Walt Disney, which rose from around $30 billion in 2022 only to drop to $25 billion in 2023, looks to hold steady or perhaps move up fractionally.

One factor driving this increase is the low spending comparisons to 2023, largely due to a period of about five months, when the business was enduring an actors' and writers' strike.

Why will this happen now? Bernstein sees improving revenue generation from those dollars -- revenue per content amortization dollar.

This means, in general, that for every $1 dollar spent on content, a $2 dollar revenue gain is projected for the business -- a  metric that has been improving slowly on an overall basis industry wide.

This means “profitability is expected to improve overall in 2024, mostly driven by DTC profitability improving for all players.”
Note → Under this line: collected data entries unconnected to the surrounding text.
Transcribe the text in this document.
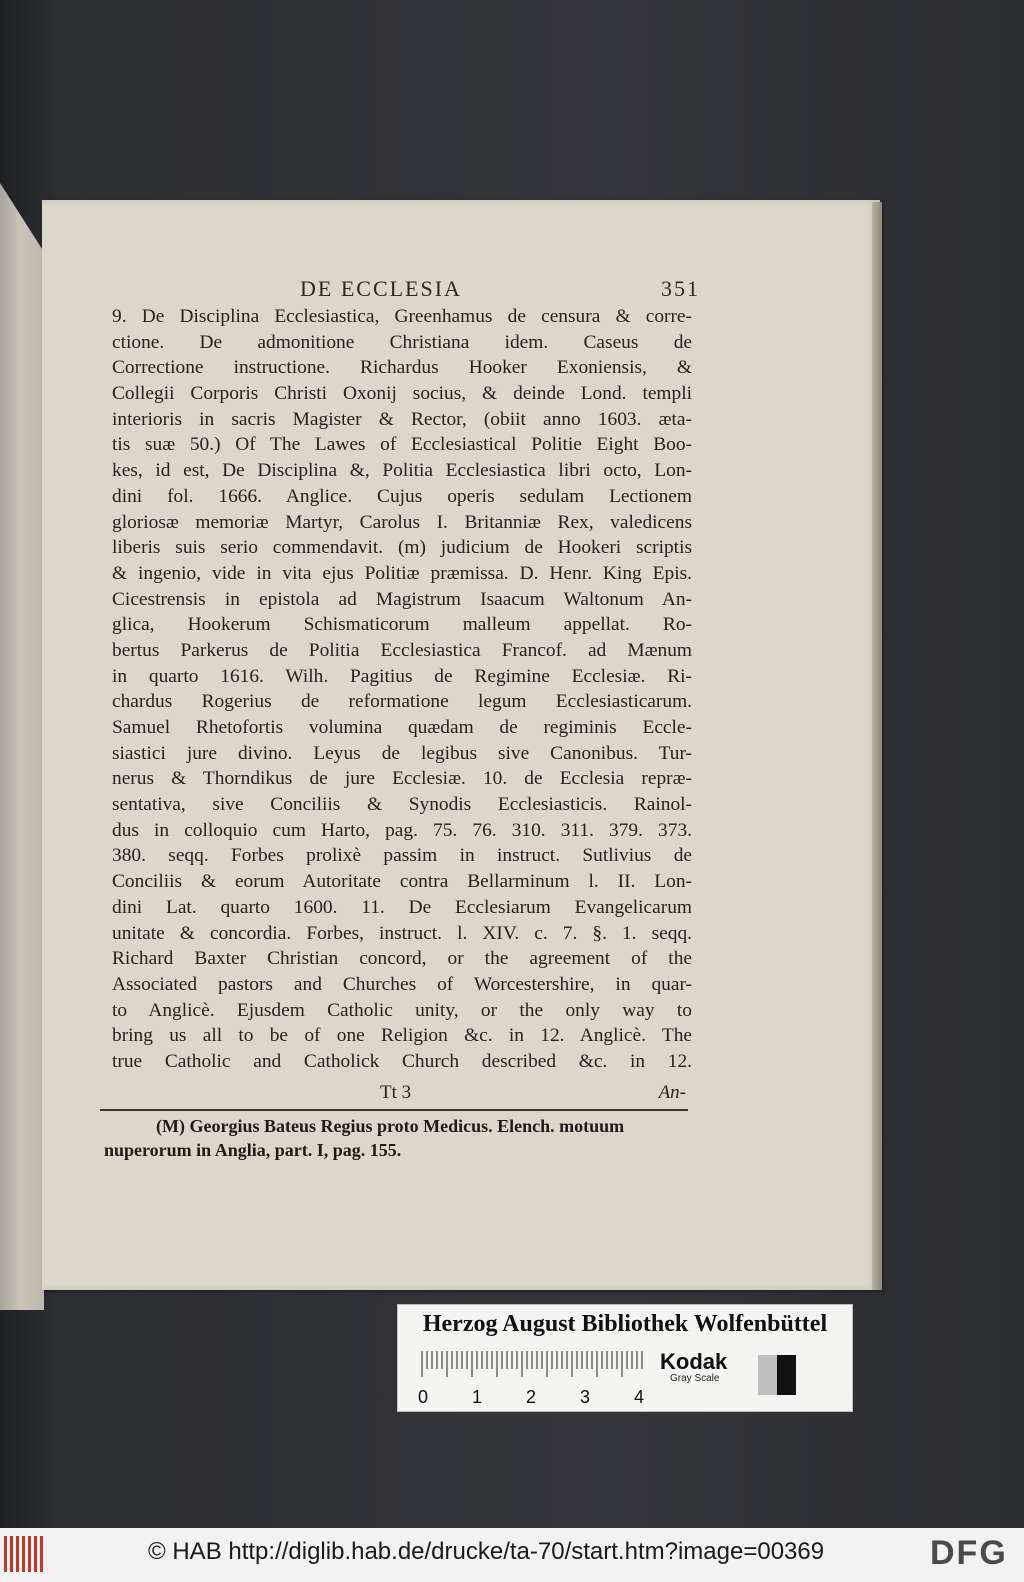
DE ECCLESIA	351
9. De Disciplina Ecclesiastica, Greenhamus de censura & corre-
ctione. De admonitione Christiana idem. Caseus de
Correctione instructione. Richardus Hooker Exoniensis, &
Collegii Corporis Christi Oxonij socius, & deinde Lond. templi
interioris in sacris Magister & Rector, (obiit anno 1603. æta-
tis suæ 50.) Of The Lawes of Ecclesiastical Politie Eight Boo-
kes, id est, De Disciplina &, Politia Ecclesiastica libri octo, Lon-
dini fol. 1666. Anglice. Cujus operis sedulam Lectionem
gloriosæ memoriæ Martyr, Carolus I. Britanniæ Rex, valedicens
liberis suis serio commendavit. (m) judicium de Hookeri scriptis
& ingenio, vide in vita ejus Politiæ præmissa. D. Henr. King Epis.
Cicestrensis in epistola ad Magistrum Isaacum Waltonum An-
glica, Hookerum Schismaticorum malleum appellat. Ro-
bertus Parkerus de Politia Ecclesiastica Francof. ad Mænum
in quarto 1616. Wilh. Pagitius de Regimine Ecclesiæ. Ri-
chardus Rogerius de reformatione legum Ecclesiasticarum.
Samuel Rhetofortis volumina quædam de regiminis Eccle-
siastici jure divino. Leyus de legibus sive Canonibus. Tur-
nerus & Thorndikus de jure Ecclesiæ. 10. de Ecclesia repræ-
sentativa, sive Conciliis & Synodis Ecclesiasticis. Rainol-
dus in colloquio cum Harto, pag. 75. 76. 310. 311. 379. 373.
380. seqq. Forbes prolixè passim in instruct. Sutlivius de
Conciliis & eorum Autoritate contra Bellarminum l. II. Lon-
dini Lat. quarto 1600. 11. De Ecclesiarum Evangelicarum
unitate & concordia. Forbes, instruct. l. XIV. c. 7. §. 1. seqq.
Richard Baxter Christian concord, or the agreement of the
Associated pastors and Churches of Worcestershire, in quar-
to Anglicè. Ejusdem Catholic unity, or the only way to
bring us all to be of one Religion &c. in 12. Anglicè. The
true Catholic and Catholick Church described &c. in 12.
Tt 3	An-
(M) Georgius Bateus Regius proto Medicus. Elench. motuum
nuperorum in Anglia, part. I, pag. 155.
Herzog August Bibliothek Wolfenbüttel
0 1 2 3 4
Kodak
Gray Scale
© HAB http://diglib.hab.de/drucke/ta-70/start.htm?image=00369	DFG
Still everything is not smooth -- at least to those legacy TV network competitors with streaming businesses. Bernstein sees Netflix continuing to be the clear winner -- on revenue and profits per dollar spent on content. 

Looking at the broader revenue picture -- for all entertainment businesses --- Walt Disney and Paramount Global, for example, have experienced “substantial” and “significant” drops, respectively in revenue.

The positives from Bernstein are both seem have bottomed out -- yet Disney has a move positive outlook near-term.

And for Paramount? Profitability has a “uncertain” timeline.

So there is some good news to consider. Entertainment lives again.